Domengeaux is mentioned toward the middle of this
1946 document in reference to a south Louisiana veteran
who was to receive a French medal. (FBI Archives)

(The FBI redacted the name of the US serviceman to receive this award. I showed the document to my acquaintance, General Robert LeBlanc of Abbeville, Louisiana, who not only had been a Domengeaux constituent, but during World War II had joined the OSS and crossed Nazi lines in France to aid the Maquis. General LeBlanc thus believed that the name redacted by the FBI was probably his own. While he did not receive the “Order of the French Army” (l’Ordre de l’Armée Française), LeBlanc had been nominated by France for the Croix de Guerre. He never received the citation, however, because of his untimely reassignment to China.)

Interestingly, one of the previously withheld pages made reference to something called the “GUARD RAIL investigation” and bore the stamp “TOP SECRET / GUARD RAIL.”

I subsequently asked the FBI for information about GUARD RAIL, but it replied that nothing could be found on the subject. 

Document from 1976 that twice mentions
"GUARD RAIL," whatever that is. (FBI Archives)

It is interesting to me, however, that in response to my request for papers concerning CODOFIL and Domengeaux, the FBI should first withhold and then send me this document about something called the “GUARD RAIL investigation.” I say this because although the document in question made no reference to CODOFIL or Domengeaux (as far as I was permitted to see), the FBI nonetheless associated GUARD RAIL with these two subjects — otherwise it would not have sent me the document. Of course, it’s possible that GUARD RAIL had nothing to do with CODOFIL or Domengeaux and that the FBI merely sent me the document by mistake. Who knows?
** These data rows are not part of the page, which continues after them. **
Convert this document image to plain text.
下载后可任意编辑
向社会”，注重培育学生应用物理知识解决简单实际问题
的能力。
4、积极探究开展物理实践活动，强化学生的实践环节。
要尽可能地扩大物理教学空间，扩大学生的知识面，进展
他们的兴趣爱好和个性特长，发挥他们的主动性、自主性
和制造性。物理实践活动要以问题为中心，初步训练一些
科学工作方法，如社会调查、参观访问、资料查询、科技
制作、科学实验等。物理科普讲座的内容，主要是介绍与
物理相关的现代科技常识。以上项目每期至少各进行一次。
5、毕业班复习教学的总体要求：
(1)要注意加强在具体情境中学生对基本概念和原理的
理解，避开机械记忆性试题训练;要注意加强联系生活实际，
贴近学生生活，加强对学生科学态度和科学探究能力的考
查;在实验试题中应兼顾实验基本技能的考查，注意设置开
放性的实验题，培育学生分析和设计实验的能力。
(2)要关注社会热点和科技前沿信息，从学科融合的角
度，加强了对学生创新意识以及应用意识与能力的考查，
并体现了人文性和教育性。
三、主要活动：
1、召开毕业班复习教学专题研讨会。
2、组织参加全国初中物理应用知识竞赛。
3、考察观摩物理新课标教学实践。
This undated page mentions neither Domengeaux nor CODOFIL,
but it does demonstrate that positive-thinking guru Norman Vincent Peale
took his marching orders from Joseph Goebbels. (FBI Archives)

So, what does all this mean? Does it mean that CODOFIL was a subversive organization or that the FBI once infiltrated it? 

No, it just means that the FBI was sitting on a bunch of fairly mundane papers that ultimately were of no real use to me as a historian. Regardless, they are interesting and I post a selection of them here for examination.